Roter Saal: Die Geschichte Triers von der Antike bis heute

Im ersten Obergeschoss veranschaulichen im Nordflügel ausgewählte Exponate die Geschichte Triers von der Antike bis in die heutige Zeit.

Trier gilt als die älteste Stadt Deutschlands. Die Moselstadt wurde um 18/17 v. Chr. gegründet und war im 4. Jahrhundert eine der Kaiserresidenzen des Römischen Reiches. Damals reichten ihre Anlagen von der Nordallee bis etwa zur Töpferstraße im Süden. Das Straßennetz war systematisch gerastert, am Schnittpunkt der beiden Hauptstraßen lag das Forum, der heutige Viehmarkt.

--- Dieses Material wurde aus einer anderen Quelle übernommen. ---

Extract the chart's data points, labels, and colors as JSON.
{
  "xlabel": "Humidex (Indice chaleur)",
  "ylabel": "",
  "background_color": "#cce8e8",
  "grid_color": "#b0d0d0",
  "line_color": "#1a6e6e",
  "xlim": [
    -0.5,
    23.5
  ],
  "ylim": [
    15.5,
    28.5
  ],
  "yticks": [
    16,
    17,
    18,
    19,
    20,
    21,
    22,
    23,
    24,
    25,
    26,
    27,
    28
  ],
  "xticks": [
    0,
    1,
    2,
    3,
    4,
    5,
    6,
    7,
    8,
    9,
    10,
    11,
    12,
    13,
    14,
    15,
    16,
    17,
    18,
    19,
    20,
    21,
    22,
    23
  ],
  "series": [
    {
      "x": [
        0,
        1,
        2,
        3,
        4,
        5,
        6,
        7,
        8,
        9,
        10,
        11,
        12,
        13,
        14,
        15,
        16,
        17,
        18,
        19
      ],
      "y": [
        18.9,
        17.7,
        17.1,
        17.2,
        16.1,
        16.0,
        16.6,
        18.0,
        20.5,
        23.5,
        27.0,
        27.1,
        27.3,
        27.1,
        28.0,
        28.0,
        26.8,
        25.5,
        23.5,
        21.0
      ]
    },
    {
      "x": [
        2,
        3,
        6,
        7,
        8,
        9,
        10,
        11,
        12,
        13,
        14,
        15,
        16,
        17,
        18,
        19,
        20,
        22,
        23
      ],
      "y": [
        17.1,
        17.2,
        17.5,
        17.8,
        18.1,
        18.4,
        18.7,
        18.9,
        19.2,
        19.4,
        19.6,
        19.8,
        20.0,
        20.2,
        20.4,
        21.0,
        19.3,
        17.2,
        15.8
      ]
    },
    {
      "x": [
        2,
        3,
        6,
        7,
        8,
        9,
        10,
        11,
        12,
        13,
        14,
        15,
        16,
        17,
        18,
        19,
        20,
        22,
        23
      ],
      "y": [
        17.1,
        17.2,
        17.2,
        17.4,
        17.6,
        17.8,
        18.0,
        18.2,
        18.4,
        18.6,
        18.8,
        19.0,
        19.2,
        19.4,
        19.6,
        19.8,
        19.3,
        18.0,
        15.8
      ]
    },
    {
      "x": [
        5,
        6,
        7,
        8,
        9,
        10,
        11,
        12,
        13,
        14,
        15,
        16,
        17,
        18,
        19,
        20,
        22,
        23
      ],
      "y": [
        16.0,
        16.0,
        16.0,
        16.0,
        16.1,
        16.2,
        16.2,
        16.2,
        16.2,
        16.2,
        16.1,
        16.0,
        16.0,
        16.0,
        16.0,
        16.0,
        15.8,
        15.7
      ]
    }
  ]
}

Die Folge „Malerische Ansichten der merkwürdigsten Alterthümer und vorzüglicher Naturanlagen im Moselthale bey Trier" zeugt von der Begeisterung, die antike Bauwerke im 19. Jahrhundert hervorriefen. Die Serie stammt von dem Trierer Künstler Johann Anton Ramboux (1790-1866), der wie kein anderer Trierer Maler seiner Heimatstadt ein exzellentes Denkmal setzte.

Zu den beliebtesten Exponaten in diesem Raum gehört ein Stadtmodell, das den Zustand Triers in der Zeit um 1800 wiedergibt. Eindrucksvoll lässt sich hier die ursprüngliche Stadtanlage mit Straßenführungen und Bauwerken nachvollziehen.

Nach den Verwüstungen der Völkerwanderung im 5. Jahrhundert und der endgültigen Einnahme Triers durch die Franken um 485 verfielen die römischen Anlagen. Das mittelalterliche Trier (1000-1500) war ein Ort, in dem mit der Zeit immer mehr geistliche Gemeinschaften entstanden. Kirchen und Klosteranlagen wurden gebaut. Zentrum wurde schließlich der Dom St. Peter mit der südlich angrenzenden Liebfrauenkirche.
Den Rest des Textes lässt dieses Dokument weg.